Like most club machines of the time you had to learn to play them in a way that they didn’t fight you against forcing them, I used to just always go for nudges, £10 was the target to then gamble out.
Using George for the first £10 would often give you an indication of any value in the machine from the off if you hadn’t got any recent info, eg by watching some mug doing a brute force and getting shafted.
The only way I had Cashpots was the usual roll in, you know straight away as it spins slower the same as the hold after nudge type spin.
IMO this is where compensated machines fall into the 'should never have existed' category, they only managed to proliferate in the first place by skirting around gambling regulations by (somehow!) achieving the arcane classification of 'AMUSEMENTS WITH PRIZES', and yet as we all know, even by the £4.80p token jackpot era (1990), there were machines that could save for streaks of £50-£60 (the original ACE Hidden Treasures machines, for example), which in today's money is £143, is that really just 'amusement with prizes'?

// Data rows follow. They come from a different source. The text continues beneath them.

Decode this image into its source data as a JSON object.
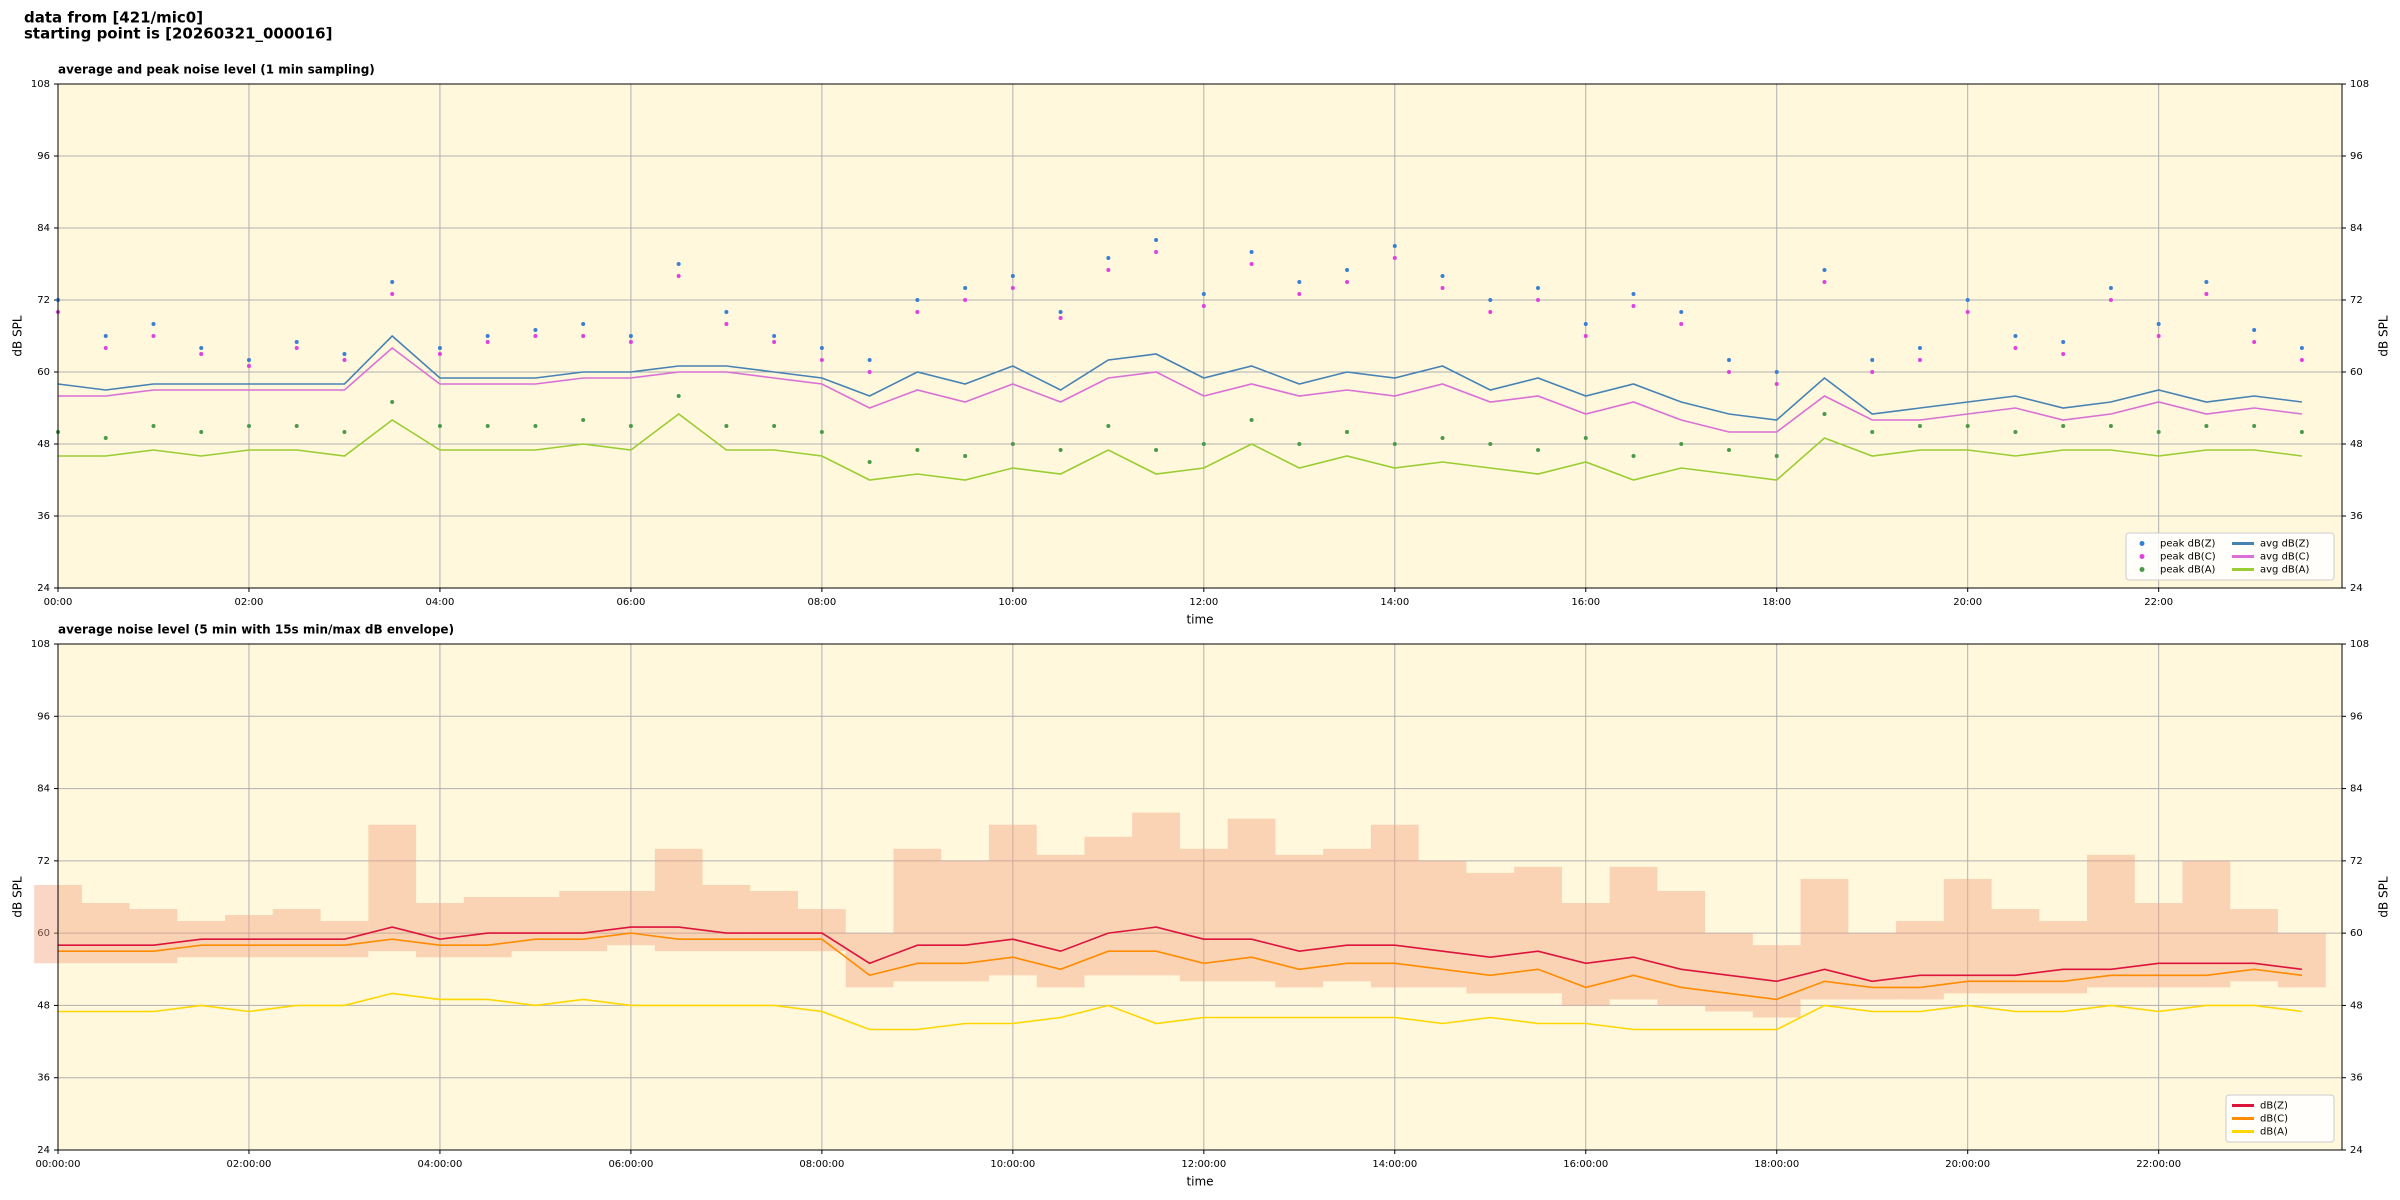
{
  "page": {
    "source": "data from [421/mic0]",
    "start": "starting point is [20260321_000016]"
  },
  "chart_data": [
    {
      "type": "line",
      "title": "average and peak noise level (1 min sampling)",
      "xlabel": "time",
      "ylabel": "dB SPL",
      "xlim": [
        0,
        23.92
      ],
      "ylim": [
        24,
        108
      ],
      "yticks": [
        24,
        36,
        48,
        60,
        72,
        84,
        96,
        108
      ],
      "xticks": [
        {
          "value": 0,
          "label": "00:00"
        },
        {
          "value": 2,
          "label": "02:00"
        },
        {
          "value": 4,
          "label": "04:00"
        },
        {
          "value": 6,
          "label": "06:00"
        },
        {
          "value": 8,
          "label": "08:00"
        },
        {
          "value": 10,
          "label": "10:00"
        },
        {
          "value": 12,
          "label": "12:00"
        },
        {
          "value": 14,
          "label": "14:00"
        },
        {
          "value": 16,
          "label": "16:00"
        },
        {
          "value": 18,
          "label": "18:00"
        },
        {
          "value": 20,
          "label": "20:00"
        },
        {
          "value": 22,
          "label": "22:00"
        }
      ],
      "grid": true,
      "legend": "lower right",
      "legend_columns": 2,
      "background": "#fff8dc",
      "x": [
        0,
        0.5,
        1,
        1.5,
        2,
        2.5,
        3,
        3.5,
        4,
        4.5,
        5,
        5.5,
        6,
        6.5,
        7,
        7.5,
        8,
        8.5,
        9,
        9.5,
        10,
        10.5,
        11,
        11.5,
        12,
        12.5,
        13,
        13.5,
        14,
        14.5,
        15,
        15.5,
        16,
        16.5,
        17,
        17.5,
        18,
        18.5,
        19,
        19.5,
        20,
        20.5,
        21,
        21.5,
        22,
        22.5,
        23,
        23.5
      ],
      "series": [
        {
          "name": "peak dB(Z)",
          "marker": "dot",
          "color": "#3a7fd5",
          "values": [
            72,
            66,
            68,
            64,
            62,
            65,
            63,
            75,
            64,
            66,
            67,
            68,
            66,
            78,
            70,
            66,
            64,
            62,
            72,
            74,
            76,
            70,
            79,
            82,
            73,
            80,
            75,
            77,
            81,
            76,
            72,
            74,
            68,
            73,
            70,
            62,
            60,
            77,
            62,
            64,
            72,
            66,
            65,
            74,
            68,
            75,
            67,
            64
          ]
        },
        {
          "name": "peak dB(C)",
          "marker": "dot",
          "color": "#e040e0",
          "values": [
            70,
            64,
            66,
            63,
            61,
            64,
            62,
            73,
            63,
            65,
            66,
            66,
            65,
            76,
            68,
            65,
            62,
            60,
            70,
            72,
            74,
            69,
            77,
            80,
            71,
            78,
            73,
            75,
            79,
            74,
            70,
            72,
            66,
            71,
            68,
            60,
            58,
            75,
            60,
            62,
            70,
            64,
            63,
            72,
            66,
            73,
            65,
            62
          ]
        },
        {
          "name": "peak dB(A)",
          "marker": "dot",
          "color": "#4a9a4a",
          "values": [
            50,
            49,
            51,
            50,
            51,
            51,
            50,
            55,
            51,
            51,
            51,
            52,
            51,
            56,
            51,
            51,
            50,
            45,
            47,
            46,
            48,
            47,
            51,
            47,
            48,
            52,
            48,
            50,
            48,
            49,
            48,
            47,
            49,
            46,
            48,
            47,
            46,
            53,
            50,
            51,
            51,
            50,
            51,
            51,
            50,
            51,
            51,
            50
          ]
        },
        {
          "name": "avg dB(Z)",
          "marker": "line",
          "color": "#4682b4",
          "values": [
            58,
            57,
            58,
            58,
            58,
            58,
            58,
            66,
            59,
            59,
            59,
            60,
            60,
            61,
            61,
            60,
            59,
            56,
            60,
            58,
            61,
            57,
            62,
            63,
            59,
            61,
            58,
            60,
            59,
            61,
            57,
            59,
            56,
            58,
            55,
            53,
            52,
            59,
            53,
            54,
            55,
            56,
            54,
            55,
            57,
            55,
            56,
            55
          ]
        },
        {
          "name": "avg dB(C)",
          "marker": "line",
          "color": "#da70d6",
          "values": [
            56,
            56,
            57,
            57,
            57,
            57,
            57,
            64,
            58,
            58,
            58,
            59,
            59,
            60,
            60,
            59,
            58,
            54,
            57,
            55,
            58,
            55,
            59,
            60,
            56,
            58,
            56,
            57,
            56,
            58,
            55,
            56,
            53,
            55,
            52,
            50,
            50,
            56,
            52,
            52,
            53,
            54,
            52,
            53,
            55,
            53,
            54,
            53
          ]
        },
        {
          "name": "avg dB(A)",
          "marker": "line",
          "color": "#9acd32",
          "values": [
            46,
            46,
            47,
            46,
            47,
            47,
            46,
            52,
            47,
            47,
            47,
            48,
            47,
            53,
            47,
            47,
            46,
            42,
            43,
            42,
            44,
            43,
            47,
            43,
            44,
            48,
            44,
            46,
            44,
            45,
            44,
            43,
            45,
            42,
            44,
            43,
            42,
            49,
            46,
            47,
            47,
            46,
            47,
            47,
            46,
            47,
            47,
            46
          ]
        }
      ]
    },
    {
      "type": "line",
      "title": "average noise level (5 min with 15s min/max dB envelope)",
      "xlabel": "time",
      "ylabel": "dB SPL",
      "xlim": [
        0,
        23.92
      ],
      "ylim": [
        24,
        108
      ],
      "yticks": [
        24,
        36,
        48,
        60,
        72,
        84,
        96,
        108
      ],
      "xticks": [
        {
          "value": 0,
          "label": "00:00:00"
        },
        {
          "value": 2,
          "label": "02:00:00"
        },
        {
          "value": 4,
          "label": "04:00:00"
        },
        {
          "value": 6,
          "label": "06:00:00"
        },
        {
          "value": 8,
          "label": "08:00:00"
        },
        {
          "value": 10,
          "label": "10:00:00"
        },
        {
          "value": 12,
          "label": "12:00:00"
        },
        {
          "value": 14,
          "label": "14:00:00"
        },
        {
          "value": 16,
          "label": "16:00:00"
        },
        {
          "value": 18,
          "label": "18:00:00"
        },
        {
          "value": 20,
          "label": "20:00:00"
        },
        {
          "value": 22,
          "label": "22:00:00"
        }
      ],
      "grid": true,
      "legend": "lower right",
      "legend_columns": 1,
      "background": "#fff8dc",
      "x": [
        0,
        0.5,
        1,
        1.5,
        2,
        2.5,
        3,
        3.5,
        4,
        4.5,
        5,
        5.5,
        6,
        6.5,
        7,
        7.5,
        8,
        8.5,
        9,
        9.5,
        10,
        10.5,
        11,
        11.5,
        12,
        12.5,
        13,
        13.5,
        14,
        14.5,
        15,
        15.5,
        16,
        16.5,
        17,
        17.5,
        18,
        18.5,
        19,
        19.5,
        20,
        20.5,
        21,
        21.5,
        22,
        22.5,
        23,
        23.5
      ],
      "band": {
        "color": "#f4a582",
        "lower": [
          55,
          55,
          55,
          56,
          56,
          56,
          56,
          57,
          56,
          56,
          57,
          57,
          58,
          57,
          57,
          57,
          57,
          51,
          52,
          52,
          53,
          51,
          53,
          53,
          52,
          52,
          51,
          52,
          51,
          51,
          50,
          50,
          48,
          49,
          48,
          47,
          46,
          49,
          49,
          49,
          50,
          50,
          50,
          51,
          51,
          51,
          52,
          51
        ],
        "upper": [
          68,
          65,
          64,
          62,
          63,
          64,
          62,
          78,
          65,
          66,
          66,
          67,
          67,
          74,
          68,
          67,
          64,
          60,
          74,
          72,
          78,
          73,
          76,
          80,
          74,
          79,
          73,
          74,
          78,
          72,
          70,
          71,
          65,
          71,
          67,
          60,
          58,
          69,
          60,
          62,
          69,
          64,
          62,
          73,
          65,
          72,
          64,
          60
        ]
      },
      "series": [
        {
          "name": "dB(Z)",
          "marker": "line",
          "color": "#dc143c",
          "values": [
            58,
            58,
            58,
            59,
            59,
            59,
            59,
            61,
            59,
            60,
            60,
            60,
            61,
            61,
            60,
            60,
            60,
            55,
            58,
            58,
            59,
            57,
            60,
            61,
            59,
            59,
            57,
            58,
            58,
            57,
            56,
            57,
            55,
            56,
            54,
            53,
            52,
            54,
            52,
            53,
            53,
            53,
            54,
            54,
            55,
            55,
            55,
            54
          ]
        },
        {
          "name": "dB(C)",
          "marker": "line",
          "color": "#ff8c00",
          "values": [
            57,
            57,
            57,
            58,
            58,
            58,
            58,
            59,
            58,
            58,
            59,
            59,
            60,
            59,
            59,
            59,
            59,
            53,
            55,
            55,
            56,
            54,
            57,
            57,
            55,
            56,
            54,
            55,
            55,
            54,
            53,
            54,
            51,
            53,
            51,
            50,
            49,
            52,
            51,
            51,
            52,
            52,
            52,
            53,
            53,
            53,
            54,
            53
          ]
        },
        {
          "name": "dB(A)",
          "marker": "line",
          "color": "#ffd700",
          "values": [
            47,
            47,
            47,
            48,
            47,
            48,
            48,
            50,
            49,
            49,
            48,
            49,
            48,
            48,
            48,
            48,
            47,
            44,
            44,
            45,
            45,
            46,
            48,
            45,
            46,
            46,
            46,
            46,
            46,
            45,
            46,
            45,
            45,
            44,
            44,
            44,
            44,
            48,
            47,
            47,
            48,
            47,
            47,
            48,
            47,
            48,
            48,
            47
          ]
        }
      ]
    }
  ]
}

I mean, it's all very well for us to sit here in the year 2024, with decades of accumulated knowledge, and also the ability to dissect machines in the emulator in a way that was never possible on the real thing, including doing stuff like 'rewinding time' with VM snapshots to prove certain cheating/dishonest behaviour, like I did with the Betcoms 'switching the box' on the player on their DOND style game.

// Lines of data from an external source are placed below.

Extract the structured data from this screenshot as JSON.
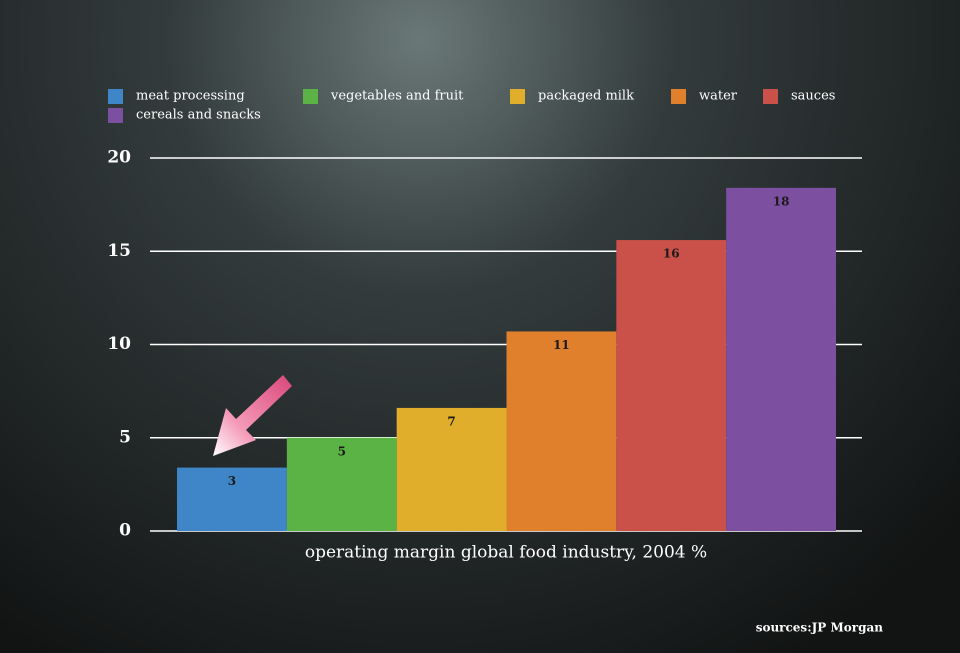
{
  "chart_data": {
    "type": "bar",
    "categories": [
      "meat processing",
      "vegetables and fruit",
      "packaged milk",
      "water",
      "sauces",
      "cereals and snacks"
    ],
    "values": [
      3.4,
      5,
      6.6,
      10.7,
      15.6,
      18.4
    ],
    "value_labels": [
      "3",
      "5",
      "7",
      "11",
      "16",
      "18"
    ],
    "colors": [
      "#3f86c8",
      "#5bb346",
      "#e1ae2b",
      "#e0802d",
      "#c9514a",
      "#7d4fa0"
    ],
    "ylim": [
      0,
      20
    ],
    "yticks": [
      0,
      5,
      10,
      15,
      20
    ],
    "grid": true,
    "legend": "top-left",
    "x_label": "operating margin global food industry, 2004 %",
    "source": "sources:JP Morgan"
  }
}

However, back in the day it was basically just the wild west, with the manufacturers of these machines essentially able to do pretty much whatever they wanted, with all sorts of bonkers compensators, pots, saved for value, anti-force code and all the rest of it.

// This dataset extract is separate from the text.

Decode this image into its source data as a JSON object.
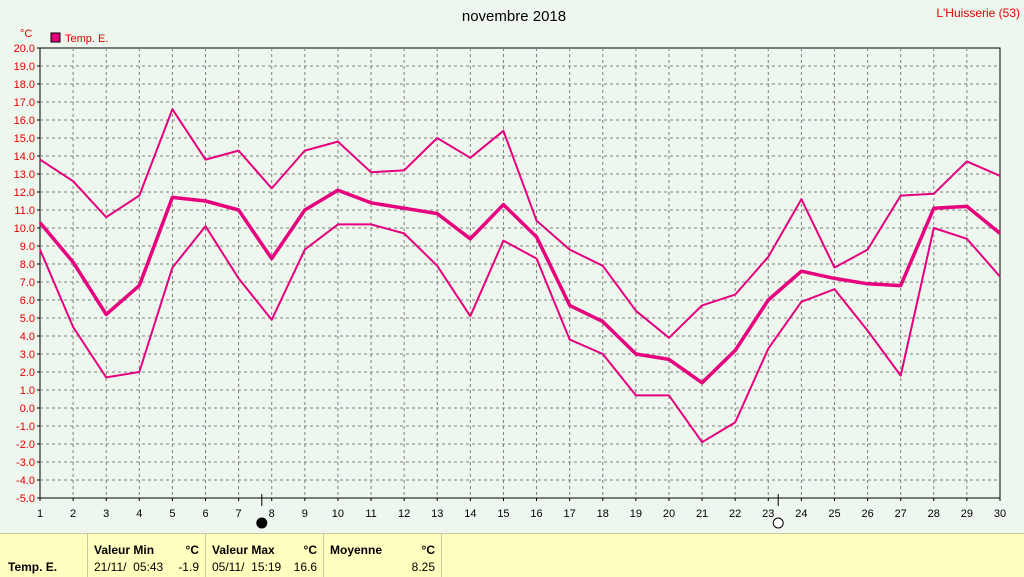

Specifically in the case of Super Blackjack Club, the original 'correct' way to play this, on earlier chips, was the straight gamble force technique, and then Barcrest pushed out a ROM revision that categorically fought against that behaviour, essentially turning it into an entirely different machine, and reducing its payout by 20% if played in that manner, and there was no requirement whatsoever to inform the player of this. (And of course, when the new ROMs were put in the machine, it'd reset all its internal meters, so anything owed to the player at that point was just lost forever.)
For my money, there's no 'good' way to do compensation, some methods are fairer than others, but fundamentally it's a shit idea and I'm glad it's now dead in the real world, but that it can live on through emulation.